I scrambled up the lose rock of the bank, slipped off my pack and, sitting with my back against a sun-warmed boulder, looked out across the stream. The ground rose steeply beyond, striated rows of tussock interspersed with stands of bristlecone, aspen and spruce until, near its peak the mountainside sloped vertically to cliffs of decaying granite, squat like the battlements of some ancient fortress, sentinel to the valley it helped define.

Blotches of centuries-old lichen spread across the face of the boulder against which I sat, testament to both the tenacity of life, and the slow creep of time against which my presence that afternoon rated as little more than a transient insult.

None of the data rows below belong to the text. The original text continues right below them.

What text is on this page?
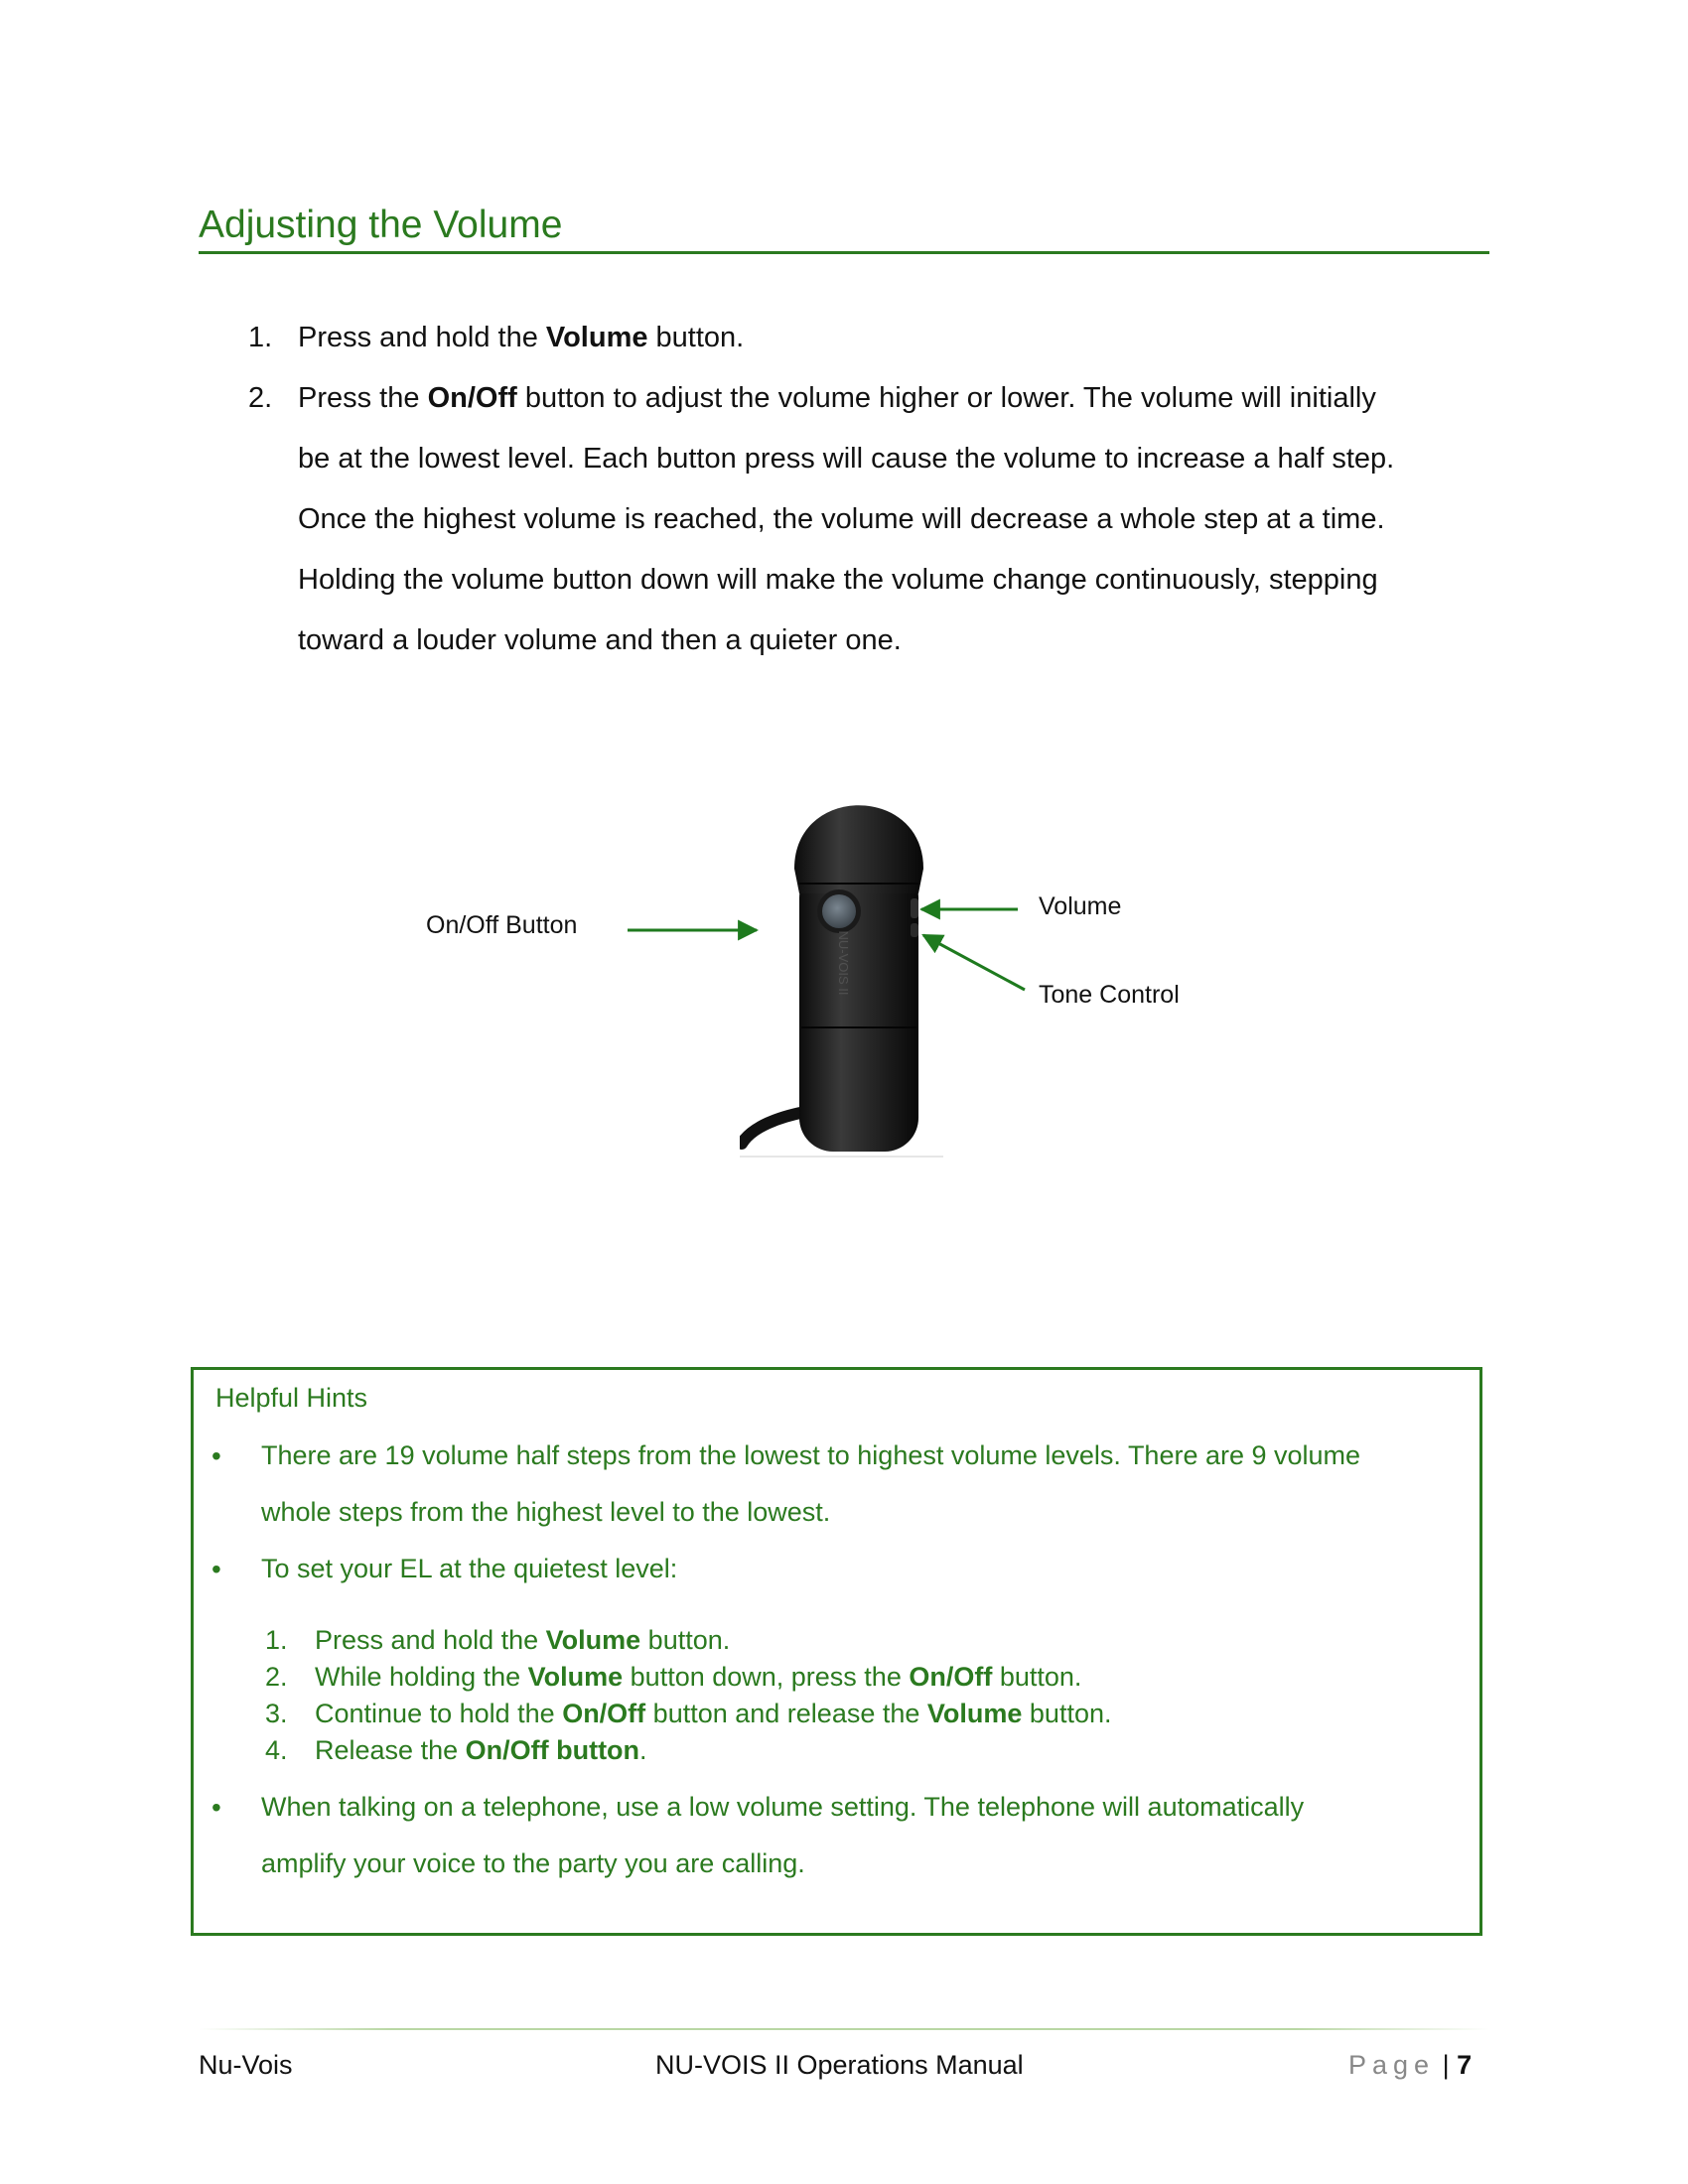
Adjusting the Volume
1. Press and hold the Volume button.
2. Press the On/Off button to adjust the volume higher or lower. The volume will initially
be at the lowest level. Each button press will cause the volume to increase a half step.
Once the highest volume is reached, the volume will decrease a whole step at a time.
Holding the volume button down will make the volume change continuously, stepping
toward a louder volume and then a quieter one.
NU-VOIS II
On/Off Button
Volume
Tone Control
Helpful Hints
•	There are 19 volume half steps from the lowest to highest volume levels. There are 9 volume
whole steps from the highest level to the lowest.
•	To set your EL at the quietest level:
1.	Press and hold the Volume button.
2.	While holding the Volume button down, press the On/Off button.
3.	Continue to hold the On/Off button and release the Volume button.
4.	Release the On/Off button.
•	When talking on a telephone, use a low volume setting. The telephone will automatically
amplify your voice to the party you are calling.
Nu-Vois	NU-VOIS II Operations Manual	Page | 7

Delving into the pack, I withdrew a tin of smoked oysters, a few crackers and a can of double chocolate stout. My back appreciated the support of the boulder behind and while my face and torso soaked up the sun’s warmth, a biting breeze nipped at any flesh left exposed.

The boulder rested on the east side of the stream just below a confluence where a fork flowed from the west, out of a narrow valley tapering toward distant mountains. Another watershed to be noted and saved for a later time.

My body ached gently from hiking and casting and sleeping in the back of my truck on an air mattress that once felt soft and plush, but these days seemed my enemy as much as my friend. For three days I hadn’t communicated with any soul but my own. What thoughts I had bounced around the confines of my head, save a few scribbled on paper, or curses, uttered aloud when outsmarted by a fish or foiled by an errant breeze or inaccurate cast.

I wondered why I did this, why come all this way to suffer discomfort and tie small pieces of feather and fir to the end of a gossamer line and cast it upon a body of water to see what might might be deceived by its presence. Was it the lure of uncertainty sprinkled with occasional confirmation? Some kind of retreat from reality, or a search for it? The sense of reassurance that accompanies the recognition of our own insignificance, or the acknowledgement of the folly of assuming on our shoulders the weight of a world too vast for us to comprehend, let alone attempt to carry?

Perhaps it was all and none of that. Perhaps the moment of quiet contemplation while sitting alongside a gentle stream, back against a boulder while eating oysters and crackers and sipping stout from a can was the point of it all, everything else merely window dressing, the means to this end.

Tempting as it was to stay there and nap against the boulder, the bite of the wind stirred me to action again. There was still two miles more to camp, and a stream to fish along the way.